The result? The press still viewed Fallon with suspicion for being insufficiently anti-Trump, but they hoped he would use the incident to push for social justice (and progressive causes) via his popular talk show. And he’s done exactly that.

Yet it didn’t have to happen. Rock could have stepped up at the time of the “re-surfacing” and defended Fallon.

“We all hate blackface now, but my buddy didn’t realize it at the time. He didn’t mean to hurt or insult me, he was just doing an impression. He’s a friend!”

That kind of support from Rock would have changed, well, everything for Fallon.

Note: Many “blackface” celebrities, including Armisen and Kimmel, have either avoided the Cancel Culture mob or got a simple slap on the wrist in the case of the “Jimmy Kimmel Live” host.

Instead, Rock went radio silent, leaving Fallon to fend for himself. Now, with Rock out promoting his work in “Fargo’s” fourth season, the comedian is speaking out about Fallon and the blackface imbroglio.

“Hey, man, I’m friends with Jimmy. Jimmy’s a great guy,” Rock told the New York Times. “And he didn’t mean anything. A lot of people want to say intention doesn’t matter, but it does.
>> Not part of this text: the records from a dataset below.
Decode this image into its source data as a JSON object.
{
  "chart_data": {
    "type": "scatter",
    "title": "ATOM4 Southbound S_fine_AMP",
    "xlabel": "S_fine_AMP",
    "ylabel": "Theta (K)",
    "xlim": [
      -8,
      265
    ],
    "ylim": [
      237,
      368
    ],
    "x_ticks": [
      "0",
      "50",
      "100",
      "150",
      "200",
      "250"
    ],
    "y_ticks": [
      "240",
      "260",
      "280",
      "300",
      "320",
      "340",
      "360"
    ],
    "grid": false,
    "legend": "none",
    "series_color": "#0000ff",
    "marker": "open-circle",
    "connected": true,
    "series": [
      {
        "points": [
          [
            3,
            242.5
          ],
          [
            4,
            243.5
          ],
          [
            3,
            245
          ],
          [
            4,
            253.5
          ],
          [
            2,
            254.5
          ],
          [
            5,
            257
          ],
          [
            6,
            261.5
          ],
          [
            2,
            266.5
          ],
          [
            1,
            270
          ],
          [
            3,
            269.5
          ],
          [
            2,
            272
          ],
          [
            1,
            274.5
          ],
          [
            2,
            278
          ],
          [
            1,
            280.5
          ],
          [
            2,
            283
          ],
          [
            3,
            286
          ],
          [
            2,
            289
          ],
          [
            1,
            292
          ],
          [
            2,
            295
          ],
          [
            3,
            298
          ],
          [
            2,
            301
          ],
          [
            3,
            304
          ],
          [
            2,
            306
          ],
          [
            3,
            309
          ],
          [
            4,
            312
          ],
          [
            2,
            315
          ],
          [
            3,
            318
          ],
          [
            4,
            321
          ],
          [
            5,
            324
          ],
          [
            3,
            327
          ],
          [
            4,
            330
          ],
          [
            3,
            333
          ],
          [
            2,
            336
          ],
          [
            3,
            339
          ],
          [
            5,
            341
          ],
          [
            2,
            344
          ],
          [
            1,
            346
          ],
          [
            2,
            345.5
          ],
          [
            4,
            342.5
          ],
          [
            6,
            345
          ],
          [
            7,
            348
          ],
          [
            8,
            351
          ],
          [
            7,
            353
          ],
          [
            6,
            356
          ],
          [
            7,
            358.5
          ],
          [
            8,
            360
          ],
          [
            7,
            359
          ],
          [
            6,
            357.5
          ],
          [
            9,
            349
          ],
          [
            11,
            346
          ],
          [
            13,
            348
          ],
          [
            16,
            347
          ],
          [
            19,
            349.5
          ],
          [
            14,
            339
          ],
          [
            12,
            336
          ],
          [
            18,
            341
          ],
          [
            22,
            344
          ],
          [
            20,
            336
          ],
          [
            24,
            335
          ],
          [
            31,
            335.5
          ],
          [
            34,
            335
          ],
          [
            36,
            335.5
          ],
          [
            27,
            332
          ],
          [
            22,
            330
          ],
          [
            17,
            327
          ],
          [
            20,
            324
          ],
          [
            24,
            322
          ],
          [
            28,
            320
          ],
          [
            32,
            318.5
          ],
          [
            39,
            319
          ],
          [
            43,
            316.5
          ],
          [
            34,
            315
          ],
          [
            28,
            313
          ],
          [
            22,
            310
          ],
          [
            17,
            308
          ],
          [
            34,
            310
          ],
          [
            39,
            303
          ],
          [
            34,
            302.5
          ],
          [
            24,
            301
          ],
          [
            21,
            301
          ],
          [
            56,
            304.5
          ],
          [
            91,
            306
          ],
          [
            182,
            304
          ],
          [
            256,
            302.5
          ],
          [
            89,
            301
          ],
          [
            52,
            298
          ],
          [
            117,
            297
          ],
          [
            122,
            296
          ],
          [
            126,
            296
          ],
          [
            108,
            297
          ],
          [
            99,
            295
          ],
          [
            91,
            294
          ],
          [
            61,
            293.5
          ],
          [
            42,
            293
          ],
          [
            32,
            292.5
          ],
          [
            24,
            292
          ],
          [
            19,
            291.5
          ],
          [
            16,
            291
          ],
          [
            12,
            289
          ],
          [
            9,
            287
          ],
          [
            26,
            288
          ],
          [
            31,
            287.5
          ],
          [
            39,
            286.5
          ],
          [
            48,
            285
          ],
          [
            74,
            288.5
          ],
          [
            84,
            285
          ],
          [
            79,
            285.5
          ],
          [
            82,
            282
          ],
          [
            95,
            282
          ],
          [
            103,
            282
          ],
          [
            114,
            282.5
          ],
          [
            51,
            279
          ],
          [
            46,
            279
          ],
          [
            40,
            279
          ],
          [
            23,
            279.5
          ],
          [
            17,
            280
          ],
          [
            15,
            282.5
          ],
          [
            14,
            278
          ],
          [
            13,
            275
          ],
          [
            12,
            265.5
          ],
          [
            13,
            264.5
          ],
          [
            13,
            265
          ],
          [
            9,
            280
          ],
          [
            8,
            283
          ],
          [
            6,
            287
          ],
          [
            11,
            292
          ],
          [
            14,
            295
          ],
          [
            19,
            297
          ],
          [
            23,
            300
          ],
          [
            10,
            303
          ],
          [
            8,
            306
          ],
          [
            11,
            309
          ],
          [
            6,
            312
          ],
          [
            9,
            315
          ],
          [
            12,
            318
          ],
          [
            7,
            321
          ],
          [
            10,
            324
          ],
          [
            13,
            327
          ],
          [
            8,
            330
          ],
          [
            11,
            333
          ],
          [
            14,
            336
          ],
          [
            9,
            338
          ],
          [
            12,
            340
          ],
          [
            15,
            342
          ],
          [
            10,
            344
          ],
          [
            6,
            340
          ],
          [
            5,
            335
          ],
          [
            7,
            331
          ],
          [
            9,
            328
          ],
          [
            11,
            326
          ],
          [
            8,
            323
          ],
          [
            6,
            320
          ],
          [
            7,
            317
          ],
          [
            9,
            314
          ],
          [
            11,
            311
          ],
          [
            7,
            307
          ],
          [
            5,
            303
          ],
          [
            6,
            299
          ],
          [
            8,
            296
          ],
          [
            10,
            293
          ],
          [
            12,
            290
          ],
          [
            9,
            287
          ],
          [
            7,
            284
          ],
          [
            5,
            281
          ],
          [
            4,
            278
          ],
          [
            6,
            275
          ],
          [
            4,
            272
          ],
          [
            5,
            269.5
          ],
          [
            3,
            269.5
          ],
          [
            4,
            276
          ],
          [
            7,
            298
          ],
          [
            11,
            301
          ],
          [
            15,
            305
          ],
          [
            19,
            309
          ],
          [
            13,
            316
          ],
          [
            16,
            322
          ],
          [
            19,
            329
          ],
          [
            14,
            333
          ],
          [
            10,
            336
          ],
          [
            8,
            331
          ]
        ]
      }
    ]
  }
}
And I don’t think Jimmy Fallon intended to hurt me. And he didn’t.”

Rock did intend to hurt Fallon, though, by staying silent when it mattered most. Fallon ended up begging for our forgiveness, but it could have been worse. He might have lost endorsement deals, or even his job.

When Cancel Culture knocks on your door, anything can happen. Just ask Kevin Hart, Roseanne Barr or J.K. Rowling.

And the woke mob loathes Fallon already for his affable interview with then-Presidential candidate Donald Trump at the end of the 2016 election cycle.

Rock continues:

Speaking to The Hollywood Reporter, Rock said that while the sketch itself—where Fallon, wearing dark makeup and a leather jacket, impersonated Rock—was “bad comedy,” he didn’t hold any hard feelings toward Fallon himself. He “doesn’t have a racist bone in his body,” Rock said of Fallon, adding that the host called Rock after issuing a public apology for the offensive sketch.

So Fallon isn’t a racist in any way, shape or form, but Rock let him twist in the wind by staying silent at the time.

Sad.

Later, Rock admits the powerful forces lined up against anyone who appears in blackface, past or present, or dares to defend any aspect of it now. The journalist asked if the push to erase blackface moments from comedy had gone too far.

“If I say they are, then I’m the worst guy in the world. There’s literally one answer that ends my whole career,” he said. “Blackface ain’t cool, OK? That’s my quote. Blackface is bad. Who needs it? It’s so sad, we live in a world now where you have to say, I am so against cancer. ‘I just assumed you liked cancer.’ No, no, no, I am so against it. You have to state so many obvious things you’re against.”

It wasn’t always this way, and Rock knows it. He also knows, on some level, that when Fallon needed a friend in show business the most, a fellow “Saturday Night Live” alum stood down rather than lend a hand.